The Anatomical Record Part A: Discoveries in Molecular, Cellular, and Evolutionary Biology
Special Issue: Finite Element Analysis in Vertebrate Biomechanics
Volume 283A, Issue 2, pages 300–309, April 2005
How to Cite
Marinescu, R., Daegling, D. J. and Rapoff, A. J. (2005), Finite-element modeling of the anthropoid mandible: The effects of altered boundary conditions. Anat. Rec., 283A: 300–309. doi: 10.1002/ar.a.20166
- Issue published online: 15 MAR 2005
- Article first published online: 3 MAR 2005
- Manuscript Accepted: 13 JAN 2005
- Manuscript Received: 12 JAN 2005
- computed tomography;
- image reconstruction;
- finite-element method
Finite-element modeling provides a full-field method for describing the stress environment of the skull. The utility of finite-element models, however, remains uncertain given our ignorance of whether such models validly portray states of stress and strain. For example, the effects of boundary conditions that are chosen to represent the mechanical environment in vivo are largely unknown.
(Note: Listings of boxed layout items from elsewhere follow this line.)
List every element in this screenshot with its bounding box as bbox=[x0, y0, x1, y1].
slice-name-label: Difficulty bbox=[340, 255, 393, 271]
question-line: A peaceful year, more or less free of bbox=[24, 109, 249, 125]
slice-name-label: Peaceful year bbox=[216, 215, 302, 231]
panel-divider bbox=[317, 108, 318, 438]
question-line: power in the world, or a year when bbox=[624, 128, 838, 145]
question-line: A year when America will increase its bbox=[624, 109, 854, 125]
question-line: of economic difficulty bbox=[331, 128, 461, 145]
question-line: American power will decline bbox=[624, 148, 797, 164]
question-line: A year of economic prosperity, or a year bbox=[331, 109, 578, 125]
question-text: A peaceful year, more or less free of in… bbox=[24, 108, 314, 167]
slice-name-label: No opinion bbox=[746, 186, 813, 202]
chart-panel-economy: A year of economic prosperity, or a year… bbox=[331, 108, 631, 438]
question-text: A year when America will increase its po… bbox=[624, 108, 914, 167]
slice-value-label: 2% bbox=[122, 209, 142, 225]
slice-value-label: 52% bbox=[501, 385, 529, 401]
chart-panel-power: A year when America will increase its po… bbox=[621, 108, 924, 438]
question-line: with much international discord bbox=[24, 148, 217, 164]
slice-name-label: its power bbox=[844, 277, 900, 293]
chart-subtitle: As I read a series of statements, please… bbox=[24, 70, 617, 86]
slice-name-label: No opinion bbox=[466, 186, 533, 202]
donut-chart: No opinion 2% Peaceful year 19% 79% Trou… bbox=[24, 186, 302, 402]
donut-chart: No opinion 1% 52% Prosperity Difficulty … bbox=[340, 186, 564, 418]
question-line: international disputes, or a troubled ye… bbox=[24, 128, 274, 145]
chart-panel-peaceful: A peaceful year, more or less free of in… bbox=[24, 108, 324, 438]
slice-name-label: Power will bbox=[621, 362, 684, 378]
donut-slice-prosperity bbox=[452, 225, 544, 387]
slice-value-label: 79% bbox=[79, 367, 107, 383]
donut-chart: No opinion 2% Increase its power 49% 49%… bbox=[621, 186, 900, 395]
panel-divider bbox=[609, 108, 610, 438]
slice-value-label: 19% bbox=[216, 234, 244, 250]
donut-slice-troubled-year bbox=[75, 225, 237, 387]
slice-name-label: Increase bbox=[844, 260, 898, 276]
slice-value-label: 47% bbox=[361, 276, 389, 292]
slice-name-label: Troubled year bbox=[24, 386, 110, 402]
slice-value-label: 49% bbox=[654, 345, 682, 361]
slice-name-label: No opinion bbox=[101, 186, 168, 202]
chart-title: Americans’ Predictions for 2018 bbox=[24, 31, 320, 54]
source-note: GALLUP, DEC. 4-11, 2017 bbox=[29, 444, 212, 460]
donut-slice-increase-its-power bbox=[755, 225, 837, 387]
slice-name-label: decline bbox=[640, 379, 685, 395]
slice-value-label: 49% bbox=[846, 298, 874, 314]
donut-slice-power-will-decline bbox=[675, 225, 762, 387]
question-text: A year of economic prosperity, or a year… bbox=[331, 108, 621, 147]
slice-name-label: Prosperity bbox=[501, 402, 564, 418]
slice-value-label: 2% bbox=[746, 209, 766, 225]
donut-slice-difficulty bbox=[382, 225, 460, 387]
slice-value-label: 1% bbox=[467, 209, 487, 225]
We conducted an in vitro strain gauge experiment on a fresh, fully dentate adult mandible of Macaca fascicularis to model a simplified loading regime by finite-element analysis for purposes of model validation. Under various conditions of material and structural complexity, we constructed dentate and edentulous models to measure the effects of changing boundary conditions (force orientation and nodal constraints) on strain values predicted at the gauge location. Our results offer a prospective assessment of the difficulties encountered when attempting to validate finite-element models from in vivo strain data. Small errors in the direction of load application produce significant changes in predicted strains. An isotropic model, although convenient, shows poor agreement with experimental strains, while a heterogeneous orthotropic model predicts strains that are more congruent with these data. Most significantly, we find that an edentulous model performs better than a dentate one in recreating the experimental strains. While this result is undoubtedly tied to our failure to model the periodontal ligament, we interpret the finding to mean that in the absence of occlusal loads, teeth within alveoli do not contribute significantly to the structural stiffness of the mandible. © 2005 Wiley-Liss, Inc.